“Daddy – I met Clarabelle today. She is my best friend now!” told my then 4-year-old.
“Okay! That is great. Why is she your best friend?” I asked my son.
He then went on to say she was very nice, didn’t scream, cry, shared toys and was nice to him.
Next day, we had another Clarabelle story and then another. I started getting really curious and wanted to meet Clarabelle, get to meet with her parents, so we could setup a play date. One of the days when it was my turn to pick him up at the day care, I asked him where is Clarabelle? Can you introduce me to her?
“Hmmm…she just left with her dad daddy. Tomorrow!” He said. Disappointed at having missed the opportunity to meet her, I walked back to the car. As we were driving, I asked him do you know her Dad’s name? At that point, my son knew the names of parents of some of his friends. He said yeah Mr. Smith (I forget the name now).
Again, it was my turn to pick him up. I met with his teacher and said do you know Mr. Smith and is there a way to get their contact number? She said yep he is Sabrina’s dad. I said no Clarabelle’s dad. The teacher responded back saying there is no Clarabelle in the class.
Totally puzzled, I scratched my head and we got back in the car and I asked him if Clarabelle was Sabrina. I told him I spoke to the teacher and there is no Clarabelle in his class. He said ya but she is my best friend. I didn’t want to push it any further.
I did what most parents seem to do – turn to Google. After a few different search queries, I landed on children’s imagination. In this case, he had an imaginary friend with whom he connected. She epitomized everything that he wanted in a best friend and connected with his wit, maturity, and just other things important to a 4-year-old.

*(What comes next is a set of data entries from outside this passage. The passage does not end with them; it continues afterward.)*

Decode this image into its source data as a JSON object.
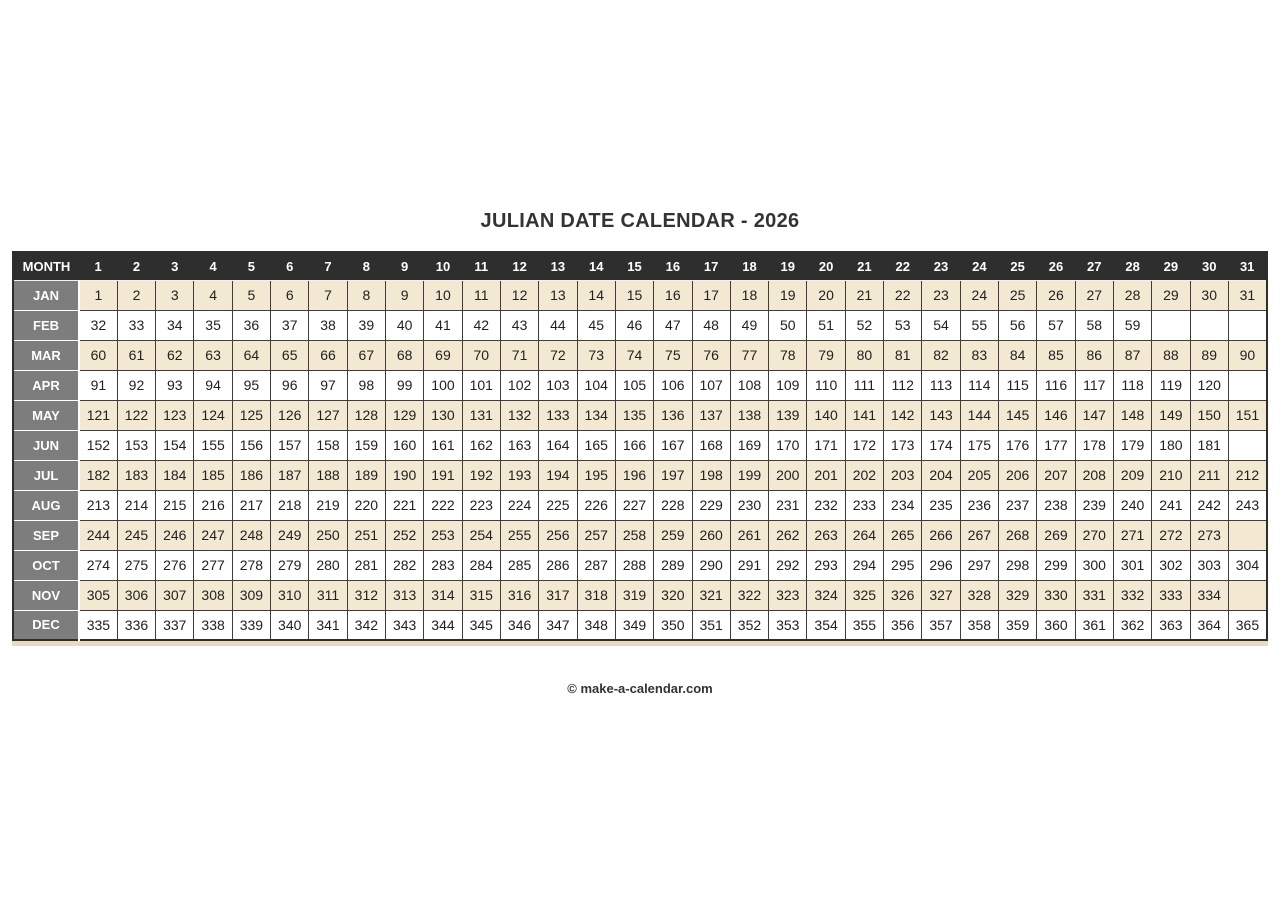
{
  "page": {
    "title": "JULIAN DATE CALENDAR - 2026",
    "footer": "© make-a-calendar.com"
  },
  "colors": {
    "header_bg": "#2e2e2e",
    "header_text": "#ffffff",
    "month_bg": "#7d7d7d",
    "month_text": "#ffffff",
    "row_beige": "#f3e8d1",
    "row_white": "#ffffff",
    "cell_border": "#3d3d3d",
    "bottom_strip": "#e7dbc1",
    "cell_text": "#212121",
    "heading_text": "#333333"
  },
  "calendar": {
    "corner_label": "MONTH",
    "day_headers": [
      "1",
      "2",
      "3",
      "4",
      "5",
      "6",
      "7",
      "8",
      "9",
      "10",
      "11",
      "12",
      "13",
      "14",
      "15",
      "16",
      "17",
      "18",
      "19",
      "20",
      "21",
      "22",
      "23",
      "24",
      "25",
      "26",
      "27",
      "28",
      "29",
      "30",
      "31"
    ],
    "months": [
      {
        "label": "JAN",
        "shaded": true,
        "values": [
          1,
          2,
          3,
          4,
          5,
          6,
          7,
          8,
          9,
          10,
          11,
          12,
          13,
          14,
          15,
          16,
          17,
          18,
          19,
          20,
          21,
          22,
          23,
          24,
          25,
          26,
          27,
          28,
          29,
          30,
          31
        ]
      },
      {
        "label": "FEB",
        "shaded": false,
        "values": [
          32,
          33,
          34,
          35,
          36,
          37,
          38,
          39,
          40,
          41,
          42,
          43,
          44,
          45,
          46,
          47,
          48,
          49,
          50,
          51,
          52,
          53,
          54,
          55,
          56,
          57,
          58,
          59,
          null,
          null,
          null
        ]
      },
      {
        "label": "MAR",
        "shaded": true,
        "values": [
          60,
          61,
          62,
          63,
          64,
          65,
          66,
          67,
          68,
          69,
          70,
          71,
          72,
          73,
          74,
          75,
          76,
          77,
          78,
          79,
          80,
          81,
          82,
          83,
          84,
          85,
          86,
          87,
          88,
          89,
          90
        ]
      },
      {
        "label": "APR",
        "shaded": false,
        "values": [
          91,
          92,
          93,
          94,
          95,
          96,
          97,
          98,
          99,
          100,
          101,
          102,
          103,
          104,
          105,
          106,
          107,
          108,
          109,
          110,
          111,
          112,
          113,
          114,
          115,
          116,
          117,
          118,
          119,
          120,
          null
        ]
      },
      {
        "label": "MAY",
        "shaded": true,
        "values": [
          121,
          122,
          123,
          124,
          125,
          126,
          127,
          128,
          129,
          130,
          131,
          132,
          133,
          134,
          135,
          136,
          137,
          138,
          139,
          140,
          141,
          142,
          143,
          144,
          145,
          146,
          147,
          148,
          149,
          150,
          151
        ]
      },
      {
        "label": "JUN",
        "shaded": false,
        "values": [
          152,
          153,
          154,
          155,
          156,
          157,
          158,
          159,
          160,
          161,
          162,
          163,
          164,
          165,
          166,
          167,
          168,
          169,
          170,
          171,
          172,
          173,
          174,
          175,
          176,
          177,
          178,
          179,
          180,
          181,
          null
        ]
      },
      {
        "label": "JUL",
        "shaded": true,
        "values": [
          182,
          183,
          184,
          185,
          186,
          187,
          188,
          189,
          190,
          191,
          192,
          193,
          194,
          195,
          196,
          197,
          198,
          199,
          200,
          201,
          202,
          203,
          204,
          205,
          206,
          207,
          208,
          209,
          210,
          211,
          212
        ]
      },
      {
        "label": "AUG",
        "shaded": false,
        "values": [
          213,
          214,
          215,
          216,
          217,
          218,
          219,
          220,
          221,
          222,
          223,
          224,
          225,
          226,
          227,
          228,
          229,
          230,
          231,
          232,
          233,
          234,
          235,
          236,
          237,
          238,
          239,
          240,
          241,
          242,
          243
        ]
      },
      {
        "label": "SEP",
        "shaded": true,
        "values": [
          244,
          245,
          246,
          247,
          248,
          249,
          250,
          251,
          252,
          253,
          254,
          255,
          256,
          257,
          258,
          259,
          260,
          261,
          262,
          263,
          264,
          265,
          266,
          267,
          268,
          269,
          270,
          271,
          272,
          273,
          null
        ]
      },
      {
        "label": "OCT",
        "shaded": false,
        "values": [
          274,
          275,
          276,
          277,
          278,
          279,
          280,
          281,
          282,
          283,
          284,
          285,
          286,
          287,
          288,
          289,
          290,
          291,
          292,
          293,
          294,
          295,
          296,
          297,
          298,
          299,
          300,
          301,
          302,
          303,
          304
        ]
      },
      {
        "label": "NOV",
        "shaded": true,
        "values": [
          305,
          306,
          307,
          308,
          309,
          310,
          311,
          312,
          313,
          314,
          315,
          316,
          317,
          318,
          319,
          320,
          321,
          322,
          323,
          324,
          325,
          326,
          327,
          328,
          329,
          330,
          331,
          332,
          333,
          334,
          null
        ]
      },
      {
        "label": "DEC",
        "shaded": false,
        "values": [
          335,
          336,
          337,
          338,
          339,
          340,
          341,
          342,
          343,
          344,
          345,
          346,
          347,
          348,
          349,
          350,
          351,
          352,
          353,
          354,
          355,
          356,
          357,
          358,
          359,
          360,
          361,
          362,
          363,
          364,
          365
        ]
      }
    ]
  }
}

We then just went along without trying to bust the myth or making it awkward for him by trying to look for Clarabelle.
Few days later, as me and my wife were clearing some of his early age books, we came across a set of Mickey Mouse books and saw Clarabelle. Huh! Mom and Dad just made the connection.
After 1.5 years of this incident occurring, there is no more Clarabelle today in our lives.
The reason I remember the story today is me and my colleague at work were talking about her children’s imagination. I began to ruminate and reminisce the times and it then dawned on me that there is a child in almost every one of us.
We all imagine a perfect person, situation, outcome, and such with purity. I have and I still do many a times. As our minds to begin to mature, we begin to accept the imperfections or even bad imperfections become the new bar for perfection.